Comprehensive surveillance
Until last year anonymous SIM cards were easily available. For many people they were simply a matter of convenience or useful for those who rarely made calls. Criminals undoubtedly used them as well. But prepaid SIM cards were also an important tool for individuals who need to communicate without revealing their identity. This includes victims of domestic violence, journalists, activists and anyone whose safety depends on preventing a link between their telephone number and their legal identity.
The government has so far announced no exemptions for such groups. Nor do the published administrative guidelines contain special provisions for people who would face genuine risks from identity-based registration.
Mexico is not the only country to link mobile telephony to biometric national ID systems.

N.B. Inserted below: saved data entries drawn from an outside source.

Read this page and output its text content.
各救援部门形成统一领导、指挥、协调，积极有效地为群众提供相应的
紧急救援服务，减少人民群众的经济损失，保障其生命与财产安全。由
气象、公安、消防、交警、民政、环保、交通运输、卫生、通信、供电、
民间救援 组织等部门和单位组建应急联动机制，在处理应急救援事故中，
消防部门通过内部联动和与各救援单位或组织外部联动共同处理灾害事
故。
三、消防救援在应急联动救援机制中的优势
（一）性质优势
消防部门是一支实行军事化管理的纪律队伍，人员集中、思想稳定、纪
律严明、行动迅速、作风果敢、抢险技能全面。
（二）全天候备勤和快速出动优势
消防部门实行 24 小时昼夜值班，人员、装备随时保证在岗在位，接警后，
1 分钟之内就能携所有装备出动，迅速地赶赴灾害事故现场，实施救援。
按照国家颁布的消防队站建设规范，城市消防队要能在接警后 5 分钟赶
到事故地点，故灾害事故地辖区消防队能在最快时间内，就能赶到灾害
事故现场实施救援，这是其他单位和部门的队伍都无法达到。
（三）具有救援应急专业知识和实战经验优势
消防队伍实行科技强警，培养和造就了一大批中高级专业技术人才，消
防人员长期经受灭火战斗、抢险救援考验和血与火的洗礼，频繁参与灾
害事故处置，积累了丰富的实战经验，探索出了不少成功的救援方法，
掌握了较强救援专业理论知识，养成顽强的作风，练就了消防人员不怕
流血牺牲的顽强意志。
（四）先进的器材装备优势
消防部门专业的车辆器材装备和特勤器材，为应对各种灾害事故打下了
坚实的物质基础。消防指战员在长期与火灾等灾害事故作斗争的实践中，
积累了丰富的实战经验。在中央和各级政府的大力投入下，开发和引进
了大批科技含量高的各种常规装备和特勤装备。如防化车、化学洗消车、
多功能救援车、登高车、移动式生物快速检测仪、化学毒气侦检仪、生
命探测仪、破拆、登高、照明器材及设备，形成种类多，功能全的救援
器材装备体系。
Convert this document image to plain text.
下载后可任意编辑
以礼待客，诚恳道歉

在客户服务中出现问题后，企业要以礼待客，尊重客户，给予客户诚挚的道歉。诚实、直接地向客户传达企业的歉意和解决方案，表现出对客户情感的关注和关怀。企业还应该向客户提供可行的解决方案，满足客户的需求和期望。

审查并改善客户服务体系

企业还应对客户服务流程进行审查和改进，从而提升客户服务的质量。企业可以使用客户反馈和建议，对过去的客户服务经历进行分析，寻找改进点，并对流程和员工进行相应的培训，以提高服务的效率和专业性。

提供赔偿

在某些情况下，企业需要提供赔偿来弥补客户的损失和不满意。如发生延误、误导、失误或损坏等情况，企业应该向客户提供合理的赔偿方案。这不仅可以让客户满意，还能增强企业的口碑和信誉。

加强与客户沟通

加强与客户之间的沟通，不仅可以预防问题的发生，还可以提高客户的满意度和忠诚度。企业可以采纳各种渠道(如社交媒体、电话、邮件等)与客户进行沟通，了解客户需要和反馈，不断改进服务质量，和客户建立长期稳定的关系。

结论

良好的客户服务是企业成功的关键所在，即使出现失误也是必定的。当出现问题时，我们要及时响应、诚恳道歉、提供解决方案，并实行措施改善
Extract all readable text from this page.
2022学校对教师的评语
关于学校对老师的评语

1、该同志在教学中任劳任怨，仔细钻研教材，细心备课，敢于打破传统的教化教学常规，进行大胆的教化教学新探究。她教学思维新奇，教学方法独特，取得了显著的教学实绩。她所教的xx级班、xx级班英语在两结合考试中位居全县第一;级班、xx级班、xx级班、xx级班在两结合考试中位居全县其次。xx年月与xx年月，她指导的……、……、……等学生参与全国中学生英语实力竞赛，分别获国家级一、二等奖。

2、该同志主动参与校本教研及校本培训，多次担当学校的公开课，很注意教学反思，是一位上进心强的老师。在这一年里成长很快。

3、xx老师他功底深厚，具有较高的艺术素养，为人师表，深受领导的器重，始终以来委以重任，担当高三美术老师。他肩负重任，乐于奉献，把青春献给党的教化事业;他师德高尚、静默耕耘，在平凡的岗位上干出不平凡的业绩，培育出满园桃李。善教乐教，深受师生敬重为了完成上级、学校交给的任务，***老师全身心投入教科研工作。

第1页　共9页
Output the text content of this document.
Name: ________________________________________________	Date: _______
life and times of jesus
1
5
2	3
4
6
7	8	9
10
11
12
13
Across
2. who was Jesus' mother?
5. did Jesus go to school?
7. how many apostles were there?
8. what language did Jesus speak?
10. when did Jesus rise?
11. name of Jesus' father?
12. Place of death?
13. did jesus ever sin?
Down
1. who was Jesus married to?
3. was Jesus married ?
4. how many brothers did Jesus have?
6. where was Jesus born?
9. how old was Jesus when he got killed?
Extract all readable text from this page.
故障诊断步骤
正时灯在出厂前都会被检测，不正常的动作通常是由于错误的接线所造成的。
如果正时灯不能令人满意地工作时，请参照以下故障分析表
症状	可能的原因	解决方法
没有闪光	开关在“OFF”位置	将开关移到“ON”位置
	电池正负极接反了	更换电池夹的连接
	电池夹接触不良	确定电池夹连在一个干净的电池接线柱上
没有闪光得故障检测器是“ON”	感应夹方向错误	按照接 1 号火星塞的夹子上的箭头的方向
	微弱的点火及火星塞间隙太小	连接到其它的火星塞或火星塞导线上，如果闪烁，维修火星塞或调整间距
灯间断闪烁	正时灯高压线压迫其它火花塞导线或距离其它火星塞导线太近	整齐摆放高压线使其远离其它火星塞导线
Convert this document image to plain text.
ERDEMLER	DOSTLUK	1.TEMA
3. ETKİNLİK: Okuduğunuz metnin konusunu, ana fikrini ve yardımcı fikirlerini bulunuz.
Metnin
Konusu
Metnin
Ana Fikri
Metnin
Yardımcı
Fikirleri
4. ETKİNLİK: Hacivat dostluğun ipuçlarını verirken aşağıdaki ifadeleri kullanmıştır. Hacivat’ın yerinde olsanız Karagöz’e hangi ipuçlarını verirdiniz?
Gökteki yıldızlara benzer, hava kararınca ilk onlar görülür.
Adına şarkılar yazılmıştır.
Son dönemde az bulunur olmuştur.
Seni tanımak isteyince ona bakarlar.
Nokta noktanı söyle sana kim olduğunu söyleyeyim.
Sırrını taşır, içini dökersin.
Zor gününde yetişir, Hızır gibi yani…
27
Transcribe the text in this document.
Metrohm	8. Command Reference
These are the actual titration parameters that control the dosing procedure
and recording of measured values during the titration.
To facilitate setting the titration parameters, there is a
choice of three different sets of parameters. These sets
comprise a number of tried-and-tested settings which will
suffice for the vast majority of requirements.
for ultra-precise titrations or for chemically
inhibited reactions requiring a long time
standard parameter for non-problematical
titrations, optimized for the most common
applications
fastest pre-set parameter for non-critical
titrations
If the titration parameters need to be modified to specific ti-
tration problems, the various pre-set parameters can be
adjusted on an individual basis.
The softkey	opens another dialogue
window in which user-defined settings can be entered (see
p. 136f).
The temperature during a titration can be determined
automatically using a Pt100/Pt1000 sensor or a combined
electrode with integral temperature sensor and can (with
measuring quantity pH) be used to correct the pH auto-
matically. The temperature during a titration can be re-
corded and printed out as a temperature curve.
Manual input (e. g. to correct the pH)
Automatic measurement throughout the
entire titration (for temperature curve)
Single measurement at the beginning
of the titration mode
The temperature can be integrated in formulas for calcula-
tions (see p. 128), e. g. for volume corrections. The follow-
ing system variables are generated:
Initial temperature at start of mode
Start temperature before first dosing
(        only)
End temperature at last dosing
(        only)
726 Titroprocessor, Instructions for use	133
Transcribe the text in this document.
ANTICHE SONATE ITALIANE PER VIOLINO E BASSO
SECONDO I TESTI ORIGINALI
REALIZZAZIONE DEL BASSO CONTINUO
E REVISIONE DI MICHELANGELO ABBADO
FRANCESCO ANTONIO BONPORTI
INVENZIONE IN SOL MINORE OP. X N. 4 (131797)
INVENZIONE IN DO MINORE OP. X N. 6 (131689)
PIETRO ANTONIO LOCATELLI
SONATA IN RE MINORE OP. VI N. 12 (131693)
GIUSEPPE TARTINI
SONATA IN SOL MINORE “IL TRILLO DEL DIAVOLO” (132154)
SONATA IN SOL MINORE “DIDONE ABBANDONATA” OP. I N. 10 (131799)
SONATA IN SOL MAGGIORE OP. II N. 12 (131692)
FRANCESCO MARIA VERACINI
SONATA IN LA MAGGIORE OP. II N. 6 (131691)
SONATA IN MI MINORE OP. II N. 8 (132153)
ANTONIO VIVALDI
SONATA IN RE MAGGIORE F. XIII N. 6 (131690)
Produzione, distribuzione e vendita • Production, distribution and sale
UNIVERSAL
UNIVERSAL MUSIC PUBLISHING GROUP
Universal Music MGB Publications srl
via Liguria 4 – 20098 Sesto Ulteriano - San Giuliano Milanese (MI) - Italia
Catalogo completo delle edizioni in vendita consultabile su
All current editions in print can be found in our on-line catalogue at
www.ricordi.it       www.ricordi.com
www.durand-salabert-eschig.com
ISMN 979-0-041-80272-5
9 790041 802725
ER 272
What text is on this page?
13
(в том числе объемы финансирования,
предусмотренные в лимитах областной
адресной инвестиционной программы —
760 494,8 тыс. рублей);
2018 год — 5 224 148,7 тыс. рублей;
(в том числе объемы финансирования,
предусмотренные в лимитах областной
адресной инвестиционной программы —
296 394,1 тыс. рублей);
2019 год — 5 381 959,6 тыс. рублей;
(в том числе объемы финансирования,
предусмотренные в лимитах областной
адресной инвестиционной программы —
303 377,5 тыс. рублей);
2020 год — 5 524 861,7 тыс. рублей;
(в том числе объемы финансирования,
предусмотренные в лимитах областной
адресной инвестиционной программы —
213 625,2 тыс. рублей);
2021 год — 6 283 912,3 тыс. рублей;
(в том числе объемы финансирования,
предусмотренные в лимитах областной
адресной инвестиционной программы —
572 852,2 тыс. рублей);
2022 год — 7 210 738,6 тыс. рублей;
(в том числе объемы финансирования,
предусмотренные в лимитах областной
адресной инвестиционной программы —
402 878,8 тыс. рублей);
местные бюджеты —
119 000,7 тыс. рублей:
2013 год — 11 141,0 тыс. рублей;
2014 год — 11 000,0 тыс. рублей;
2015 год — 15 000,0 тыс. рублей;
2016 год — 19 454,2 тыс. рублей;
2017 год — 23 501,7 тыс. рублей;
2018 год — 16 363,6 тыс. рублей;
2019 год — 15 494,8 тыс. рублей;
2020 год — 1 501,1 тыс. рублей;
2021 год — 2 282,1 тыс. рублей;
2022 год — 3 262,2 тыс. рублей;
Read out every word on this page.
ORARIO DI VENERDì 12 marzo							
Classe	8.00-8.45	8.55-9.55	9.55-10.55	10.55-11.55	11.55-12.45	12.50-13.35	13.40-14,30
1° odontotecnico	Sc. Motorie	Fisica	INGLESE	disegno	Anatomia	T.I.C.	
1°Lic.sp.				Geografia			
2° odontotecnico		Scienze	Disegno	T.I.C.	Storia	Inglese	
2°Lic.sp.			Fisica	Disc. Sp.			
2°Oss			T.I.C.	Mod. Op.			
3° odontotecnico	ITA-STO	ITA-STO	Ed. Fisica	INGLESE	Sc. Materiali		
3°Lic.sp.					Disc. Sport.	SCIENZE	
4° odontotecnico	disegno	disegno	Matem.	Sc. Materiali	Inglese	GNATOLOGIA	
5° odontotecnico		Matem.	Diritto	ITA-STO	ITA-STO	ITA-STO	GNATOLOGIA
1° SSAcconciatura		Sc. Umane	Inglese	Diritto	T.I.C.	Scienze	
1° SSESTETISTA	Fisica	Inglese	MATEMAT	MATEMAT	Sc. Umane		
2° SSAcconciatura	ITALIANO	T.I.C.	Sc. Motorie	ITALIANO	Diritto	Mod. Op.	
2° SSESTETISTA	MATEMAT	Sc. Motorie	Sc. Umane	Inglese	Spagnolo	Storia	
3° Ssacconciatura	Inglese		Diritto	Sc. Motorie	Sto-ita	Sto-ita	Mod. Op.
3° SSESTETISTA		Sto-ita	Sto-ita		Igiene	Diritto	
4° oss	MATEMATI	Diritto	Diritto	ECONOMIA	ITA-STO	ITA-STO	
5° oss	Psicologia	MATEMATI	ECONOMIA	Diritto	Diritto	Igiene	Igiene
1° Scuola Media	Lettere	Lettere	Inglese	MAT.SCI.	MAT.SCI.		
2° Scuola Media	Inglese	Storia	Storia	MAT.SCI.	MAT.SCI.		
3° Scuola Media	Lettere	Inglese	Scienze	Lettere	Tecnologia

India, Nigeria and Tanzania, among others, have introduced similar SIM registration rules. Such systems create mobile networks that can serve as infrastructure for enforcing identity control.
The justification is always the fight against crime. The price, however, is an extremely dense architecture of surveillance. In Mexico as well, telecommunications data can now be linked with a centralised biometric register. Authorities can therefore identify exactly who called whom, when and from where.
The result is the possibility of comprehensive monitoring of communications. Confidential phone calls are effectively over. Every conversation routed through a Mexican network can be assigned to a securely verified identity.
Domestic intelligence agencies and authoritarian rulers will welcome such a system. If they listen in – legally or illegally – they will know not only what was said but also who said it and to whom.
In addition, a smartphone connected to a 5G network can be located with metre-level precision even if GPS is switched off. Every smartphone owner can therefore be identified at any moment and located virtually anywhere.
Even George Orwell, in his dystopian novel 1984, would have struggled to imagine a surveillance system as pervasive as this.